Abstract: The Individualistic Public Defender Problem (Society for Social Work and Research 25th Annual Conference - Social Work Science for Social Change)

All live presentations are in Eastern time zone.

The Individualistic Public Defender Problem

Schedule:
Friday, January 22, 2021
* noted as presenting author
Irene Oritseweyinmi Joe, JD, Acting Professor of Law and Martin Luther King Jr. Hall Research Scholar, University of California, Davis, CA
Background and Purpose: Modern public defender offices have shown a tendency to more closely mimic private attorney interactions with clients, primarily in adopting a vertical assignment system of one named attorney in charge of representing each client through the entire criminal proceeding and hiring specialists to assist with particular legal issues such as immigration or mental health. In making this shift, the public defense system seeks to meet their Sixth Amendment obligations to provide effective assistance of counsel and their ethical duties to provide loyal and competent representation despite limited resources. These changes, however, can actually exacerbate the existing resource problems. This article argues that this is because these changes do not go far enough in making the public defender more closely mirror the attorney/client arrangement in large law firms. Instead, they heighten the existing resource problems by increasing attorney burnout and quickening attorney departure from the work.

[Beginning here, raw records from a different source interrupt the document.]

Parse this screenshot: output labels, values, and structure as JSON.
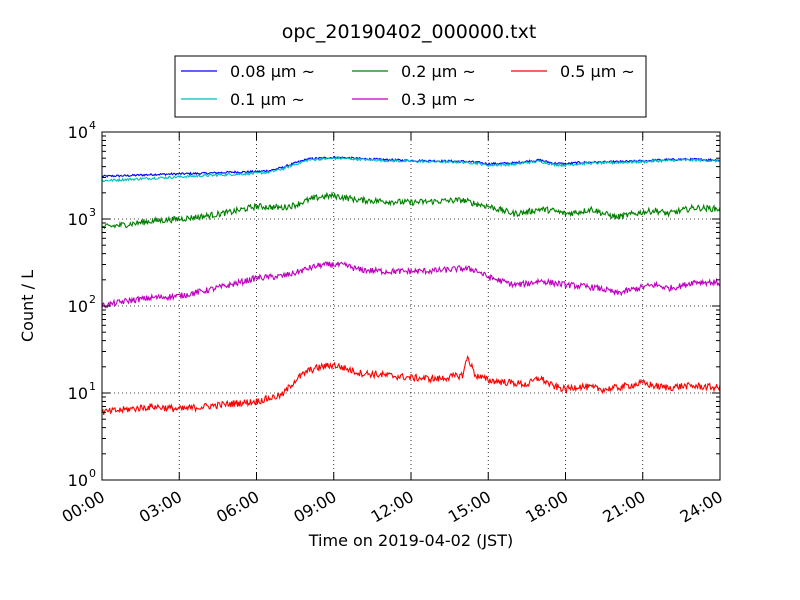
{
  "chart_data": {
    "type": "line",
    "title": "opc_20190402_000000.txt",
    "xlabel": "Time on 2019-04-02 (JST)",
    "ylabel": "Count / L",
    "x_unit": "hours",
    "xlim": [
      0,
      24
    ],
    "ylim": [
      1,
      10000
    ],
    "yscale": "log",
    "grid": true,
    "legend_position": "top-center",
    "x_ticks": [
      {
        "v": 0,
        "label": "00:00"
      },
      {
        "v": 3,
        "label": "03:00"
      },
      {
        "v": 6,
        "label": "06:00"
      },
      {
        "v": 9,
        "label": "09:00"
      },
      {
        "v": 12,
        "label": "12:00"
      },
      {
        "v": 15,
        "label": "15:00"
      },
      {
        "v": 18,
        "label": "18:00"
      },
      {
        "v": 21,
        "label": "21:00"
      },
      {
        "v": 24,
        "label": "24:00"
      }
    ],
    "y_ticks": [
      {
        "v": 1,
        "base": "10",
        "exp": "0"
      },
      {
        "v": 10,
        "base": "10",
        "exp": "1"
      },
      {
        "v": 100,
        "base": "10",
        "exp": "2"
      },
      {
        "v": 1000,
        "base": "10",
        "exp": "3"
      },
      {
        "v": 10000,
        "base": "10",
        "exp": "4"
      }
    ],
    "series": [
      {
        "name": "0.08 μm ~",
        "color": "#0000ff",
        "x": [
          0,
          1,
          2,
          3,
          4,
          5,
          6,
          6.5,
          7,
          7.5,
          8,
          8.5,
          9,
          9.5,
          10,
          11,
          12,
          13,
          14,
          14.5,
          15,
          16,
          16.5,
          17,
          17.5,
          18,
          18.5,
          19,
          19.5,
          20,
          21,
          21.5,
          22,
          22.5,
          23,
          24
        ],
        "y": [
          3100,
          3150,
          3250,
          3300,
          3350,
          3450,
          3500,
          3600,
          3900,
          4400,
          4900,
          5000,
          5100,
          5050,
          4950,
          4800,
          4700,
          4650,
          4600,
          4500,
          4300,
          4400,
          4600,
          4750,
          4400,
          4300,
          4450,
          4500,
          4500,
          4550,
          4650,
          4750,
          4800,
          4850,
          4850,
          4750
        ]
      },
      {
        "name": "0.1 μm ~",
        "color": "#00bfbf",
        "x": [
          0,
          1,
          2,
          3,
          4,
          5,
          6,
          6.5,
          7,
          7.5,
          8,
          8.5,
          9,
          9.5,
          10,
          11,
          12,
          13,
          14,
          14.5,
          15,
          16,
          16.5,
          17,
          17.5,
          18,
          18.5,
          19,
          19.5,
          20,
          21,
          21.5,
          22,
          22.5,
          23,
          24
        ],
        "y": [
          2750,
          2850,
          2950,
          3050,
          3150,
          3250,
          3350,
          3450,
          3750,
          4250,
          4750,
          4900,
          5000,
          4950,
          4850,
          4700,
          4600,
          4550,
          4500,
          4400,
          4150,
          4250,
          4450,
          4600,
          4250,
          4150,
          4300,
          4400,
          4400,
          4450,
          4550,
          4650,
          4700,
          4750,
          4750,
          4650
        ]
      },
      {
        "name": "0.2 μm ~",
        "color": "#008000",
        "x": [
          0,
          1,
          2,
          3,
          4,
          5,
          6,
          7,
          7.5,
          8,
          8.5,
          9,
          9.5,
          10,
          11,
          12,
          13,
          14,
          14.5,
          15,
          16,
          16.5,
          17,
          17.5,
          18,
          18.5,
          19,
          19.5,
          20,
          21,
          21.5,
          22,
          22.5,
          23,
          24
        ],
        "y": [
          800,
          870,
          950,
          1000,
          1080,
          1200,
          1400,
          1350,
          1450,
          1650,
          1800,
          1850,
          1750,
          1650,
          1600,
          1550,
          1600,
          1650,
          1500,
          1400,
          1150,
          1200,
          1300,
          1250,
          1150,
          1200,
          1300,
          1150,
          1050,
          1200,
          1250,
          1150,
          1250,
          1350,
          1300
        ]
      },
      {
        "name": "0.3 μm ~",
        "color": "#bf00bf",
        "x": [
          0,
          1,
          2,
          3,
          4,
          5,
          6,
          7,
          7.5,
          8,
          8.5,
          9,
          9.5,
          10,
          11,
          12,
          13,
          14,
          14.5,
          15,
          16,
          16.5,
          17,
          17.5,
          18,
          18.5,
          19,
          19.5,
          20,
          21,
          21.5,
          22,
          22.5,
          23,
          24
        ],
        "y": [
          100,
          115,
          125,
          130,
          150,
          175,
          210,
          220,
          240,
          270,
          295,
          300,
          290,
          260,
          250,
          250,
          255,
          270,
          260,
          215,
          175,
          180,
          195,
          185,
          175,
          170,
          165,
          155,
          140,
          165,
          175,
          160,
          170,
          190,
          185
        ]
      },
      {
        "name": "0.5 μm ~",
        "color": "#ff0000",
        "x": [
          0,
          1,
          2,
          3,
          4,
          5,
          6,
          7,
          7.5,
          8,
          8.5,
          9,
          9.5,
          10,
          11,
          12,
          13,
          14,
          14.2,
          14.5,
          15,
          16,
          16.5,
          17,
          17.5,
          18,
          18.5,
          19,
          19.5,
          20,
          21,
          21.5,
          22,
          22.5,
          23,
          24
        ],
        "y": [
          6,
          6.5,
          7,
          6.5,
          7,
          7.5,
          8,
          9.5,
          14,
          18,
          20,
          21,
          19,
          17,
          16,
          15,
          14.5,
          16,
          26,
          16,
          14,
          13,
          12.5,
          15,
          12,
          11,
          12,
          11.5,
          11,
          11.5,
          13,
          12,
          11.5,
          12,
          12,
          11.5
        ]
      }
    ]
  }
}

Methods: This conceptual piece engages in an organizational comparison between the work and operations of public defender offices and large law firms. The researcher explores the overlay of the two systems and the differing frontline impacts of their institutional designs by drawing on the researcher’s extensive practice experience as a public defender; a review of statutory schemes for public defender offices and institutional designs of large law firms; and litigation concerning inadequate public defender representation.

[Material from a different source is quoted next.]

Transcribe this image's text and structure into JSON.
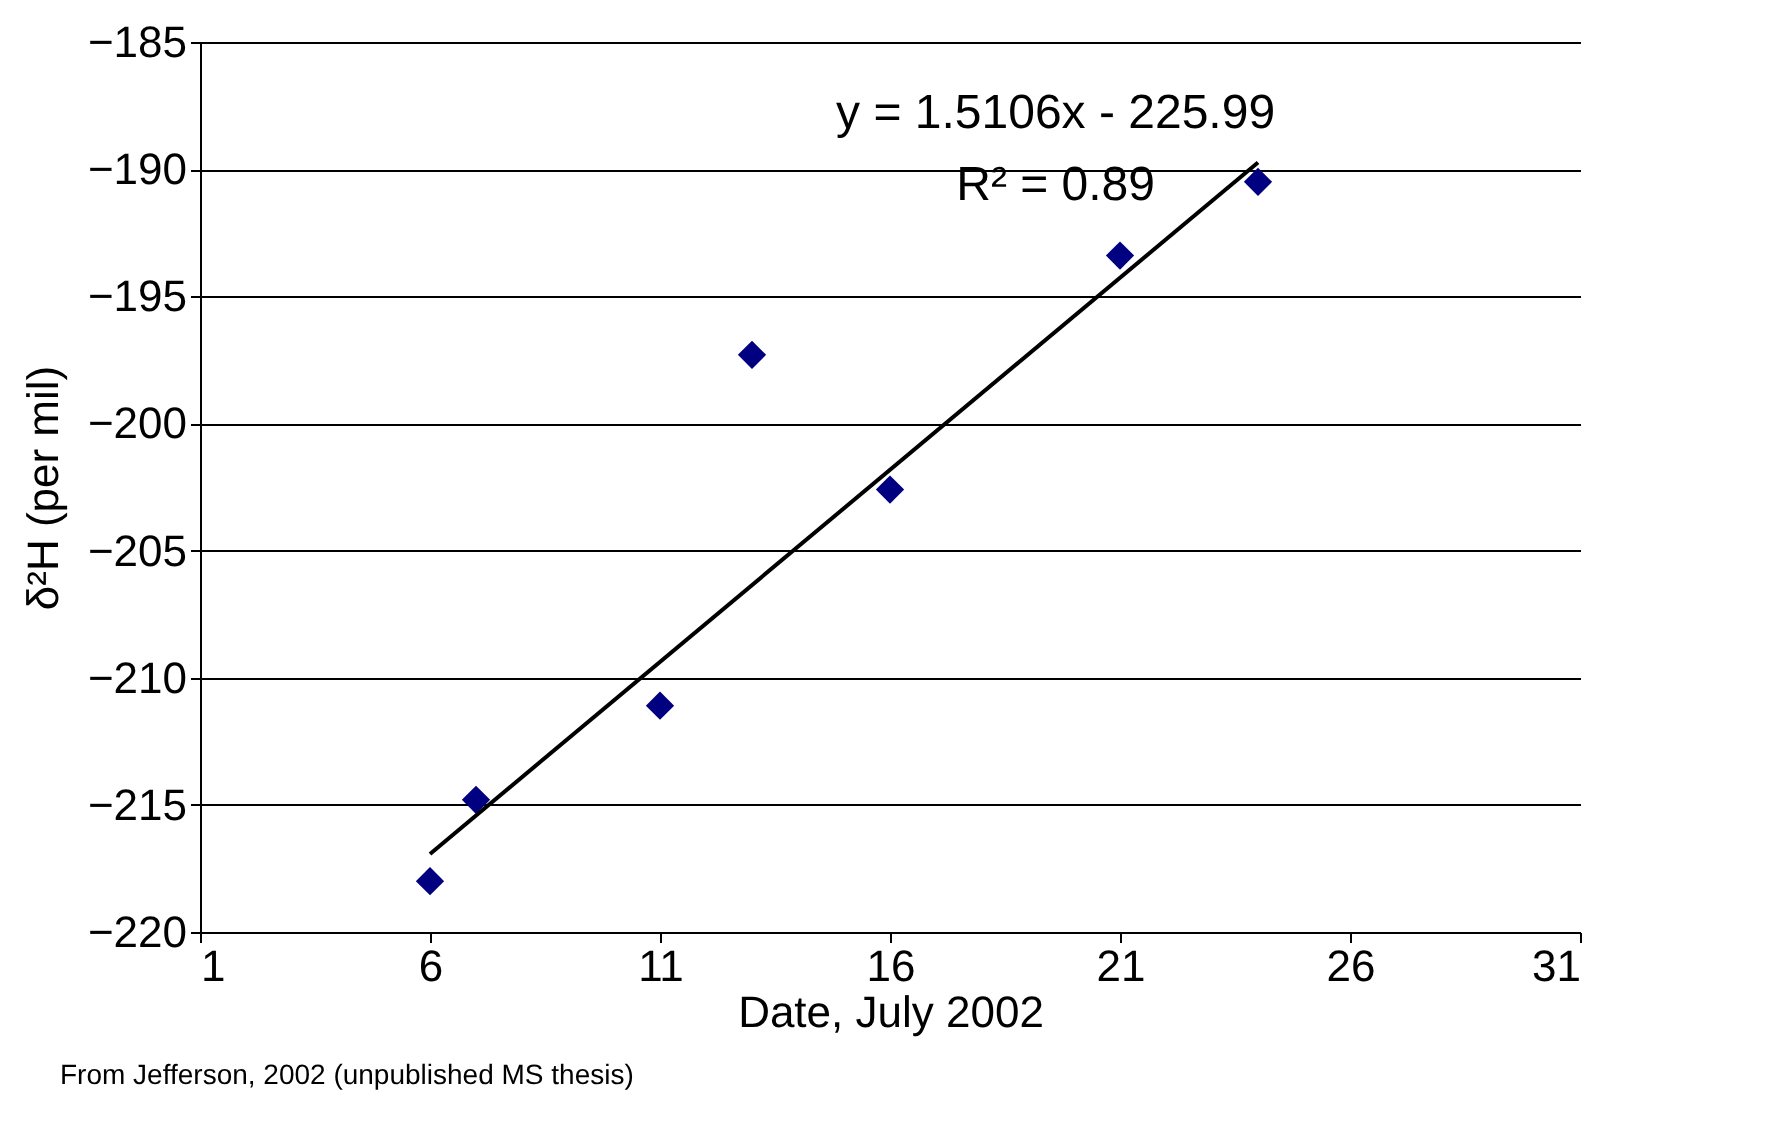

Results: This article articulates a new design for the public defender office that reflects the case assignment and practice group delineation in large, private law firms. By developing teams in the public defender of several attorneys, leadership could allow groups of attorneys to develop an expertise in a particular area of criminal law. This expertise would lessen the burden of having to maintain an adequate skill level, legal knowledge, and overall competence in various criminal laws and procedures. It would also allow the office to maintain some of the benefits of horizontal representation – having different attorneys assume responsibility for different parts of representing a client - while limiting the shortcomings of reduced attorney/client trust and the incomplete transfer of information that can arise from this type of representative scheme.

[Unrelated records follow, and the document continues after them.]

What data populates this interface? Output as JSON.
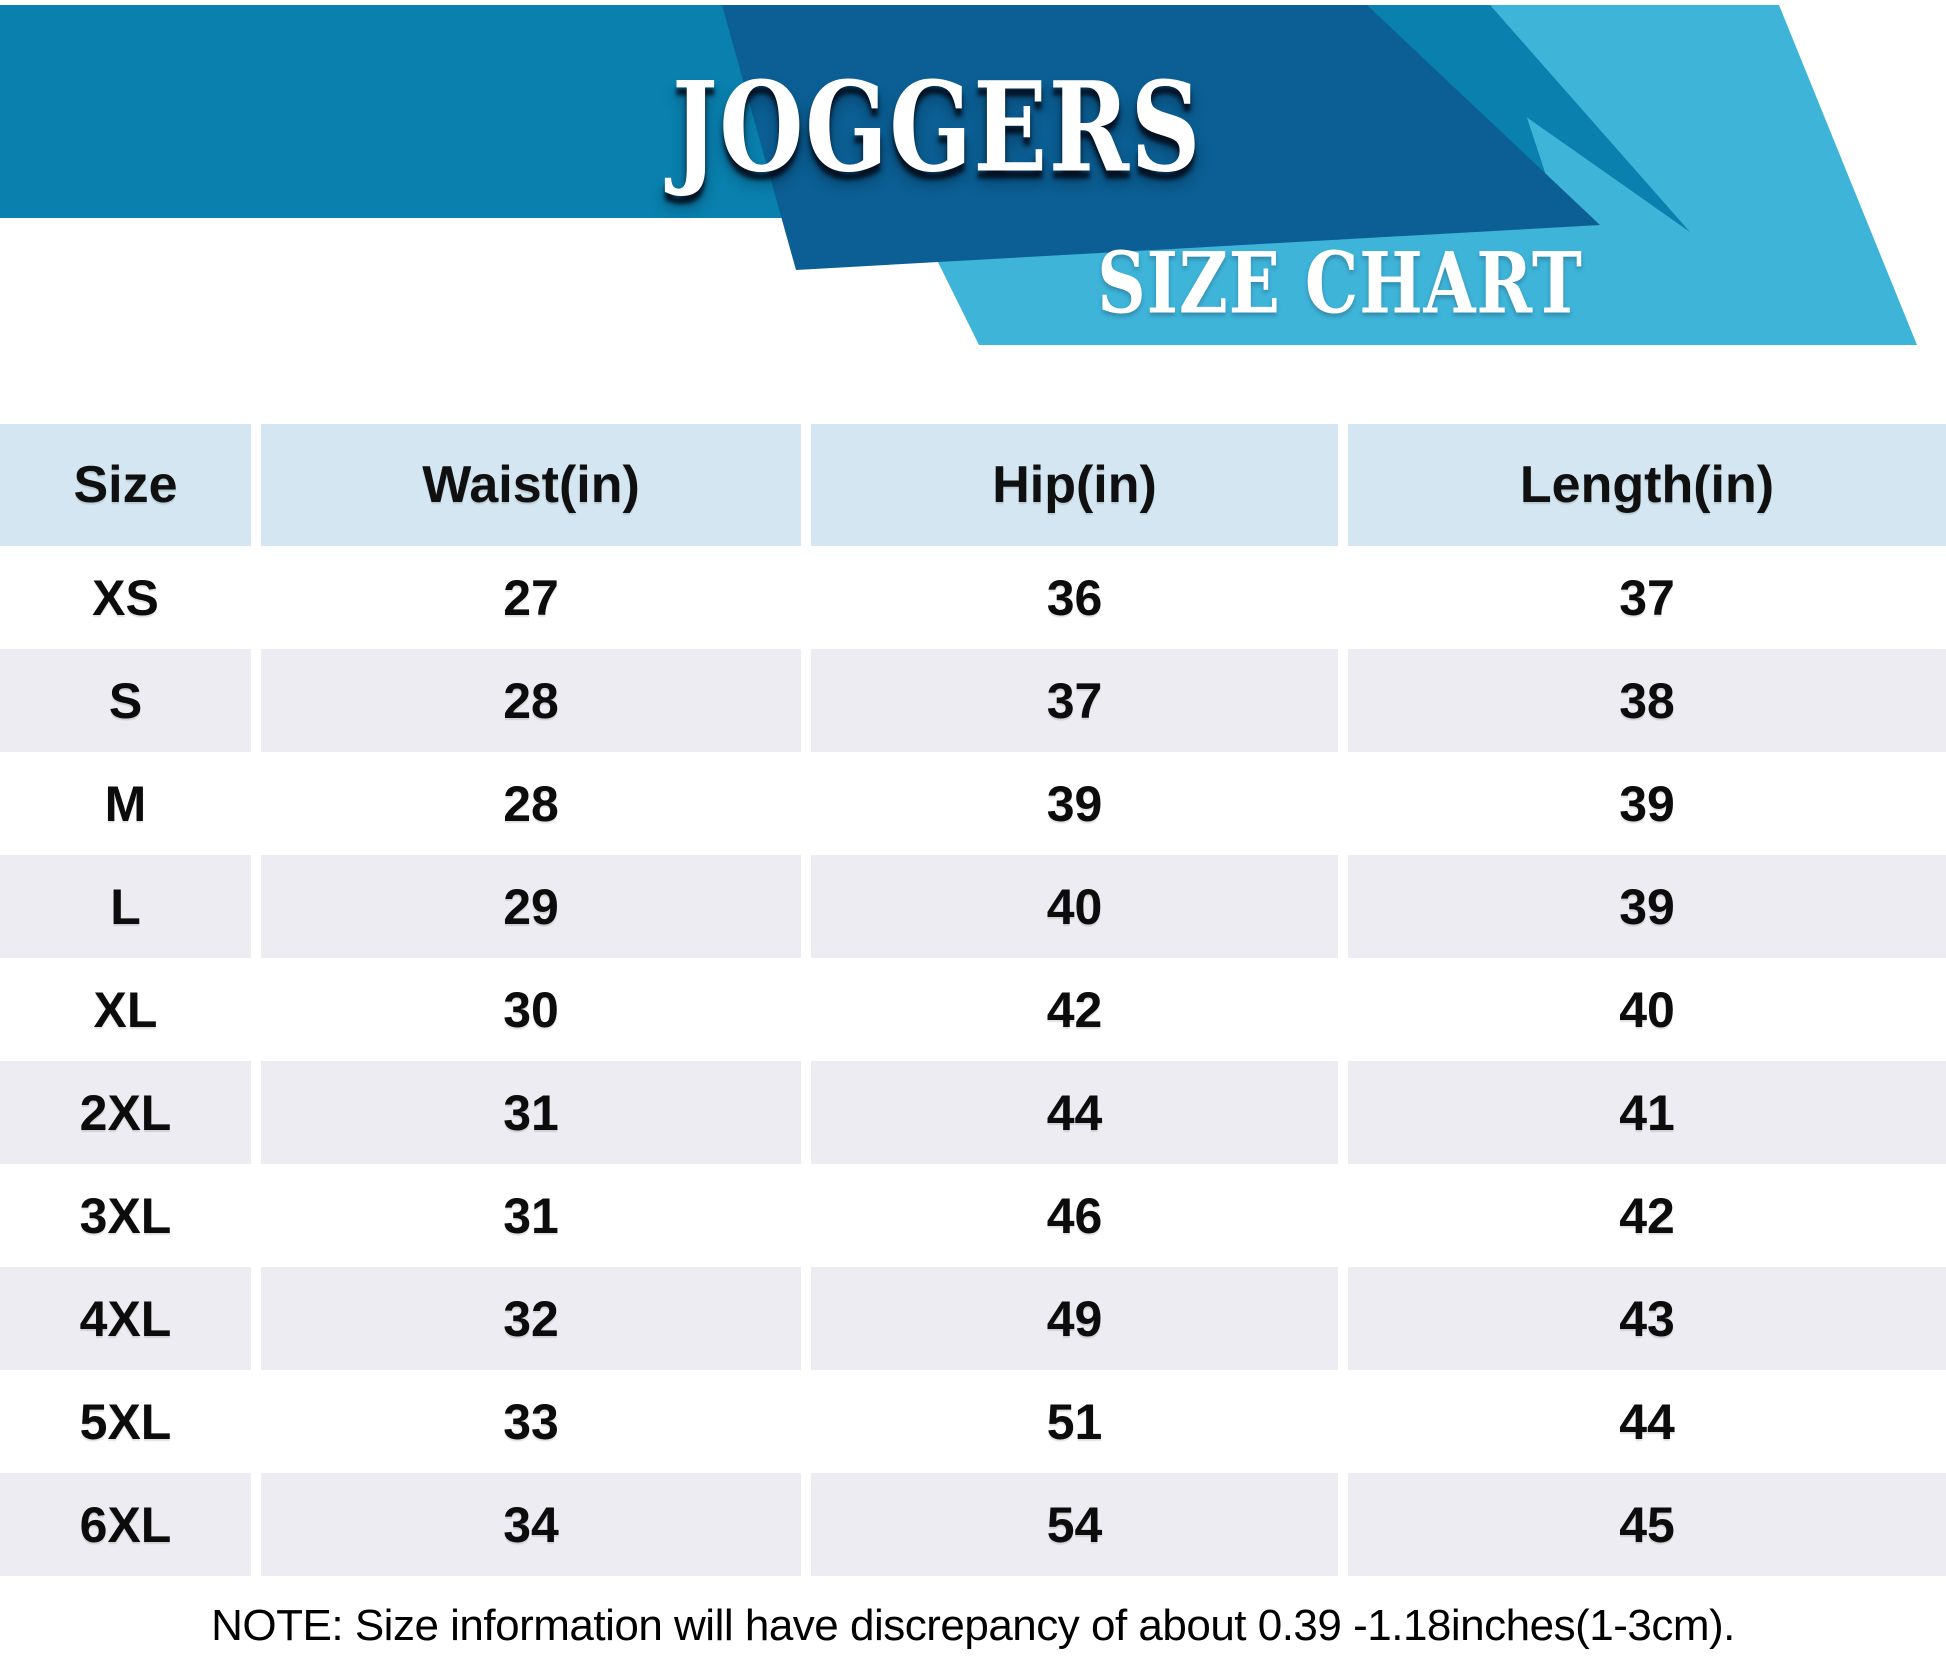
{
  "header": {
    "title": "JOGGERS",
    "subtitle": "SIZE CHART"
  },
  "colors": {
    "medium_blue": "#0980AE",
    "dark_blue": "#0B5F94",
    "light_blue": "#3EB4D9",
    "header_cell": "#D3E6F1",
    "row_alt": "#ECECF2",
    "row_base": "#FFFFFF",
    "text": "#0C0C0C"
  },
  "table": {
    "columns": [
      "Size",
      "Waist(in)",
      "Hip(in)",
      "Length(in)"
    ],
    "rows": [
      {
        "size": "XS",
        "waist": "27",
        "hip": "36",
        "length": "37"
      },
      {
        "size": "S",
        "waist": "28",
        "hip": "37",
        "length": "38"
      },
      {
        "size": "M",
        "waist": "28",
        "hip": "39",
        "length": "39"
      },
      {
        "size": "L",
        "waist": "29",
        "hip": "40",
        "length": "39"
      },
      {
        "size": "XL",
        "waist": "30",
        "hip": "42",
        "length": "40"
      },
      {
        "size": "2XL",
        "waist": "31",
        "hip": "44",
        "length": "41"
      },
      {
        "size": "3XL",
        "waist": "31",
        "hip": "46",
        "length": "42"
      },
      {
        "size": "4XL",
        "waist": "32",
        "hip": "49",
        "length": "43"
      },
      {
        "size": "5XL",
        "waist": "33",
        "hip": "51",
        "length": "44"
      },
      {
        "size": "6XL",
        "waist": "34",
        "hip": "54",
        "length": "45"
      }
    ]
  },
  "note": "NOTE: Size information will have discrepancy of about 0.39 -1.18inches(1-3cm).",
  "chart_data": {
    "type": "table",
    "title": "JOGGERS",
    "subtitle": "SIZE CHART",
    "columns": [
      "Size",
      "Waist(in)",
      "Hip(in)",
      "Length(in)"
    ],
    "rows": [
      [
        "XS",
        27,
        36,
        37
      ],
      [
        "S",
        28,
        37,
        38
      ],
      [
        "M",
        28,
        39,
        39
      ],
      [
        "L",
        29,
        40,
        39
      ],
      [
        "XL",
        30,
        42,
        40
      ],
      [
        "2XL",
        31,
        44,
        41
      ],
      [
        "3XL",
        31,
        46,
        42
      ],
      [
        "4XL",
        32,
        49,
        43
      ],
      [
        "5XL",
        33,
        51,
        44
      ],
      [
        "6XL",
        34,
        54,
        45
      ]
    ],
    "note": "NOTE: Size information will have discrepancy of about 0.39 -1.18inches(1-3cm)."
  }
}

Conclusions and Implications: This exploration of the public defense system’s institutional design challenges the existing individualistic nature of the public defender office – where one attorney is assigned to one client and each attorney receives a broad range of cases. Insofar as public defender offices continue to struggle with resource deficiencies, more closely adhering to the large law firm case assignment model would foster a more manageable work environment for public defenders and better ensure the continued functioning of the office without sacrificing the experience of current clients.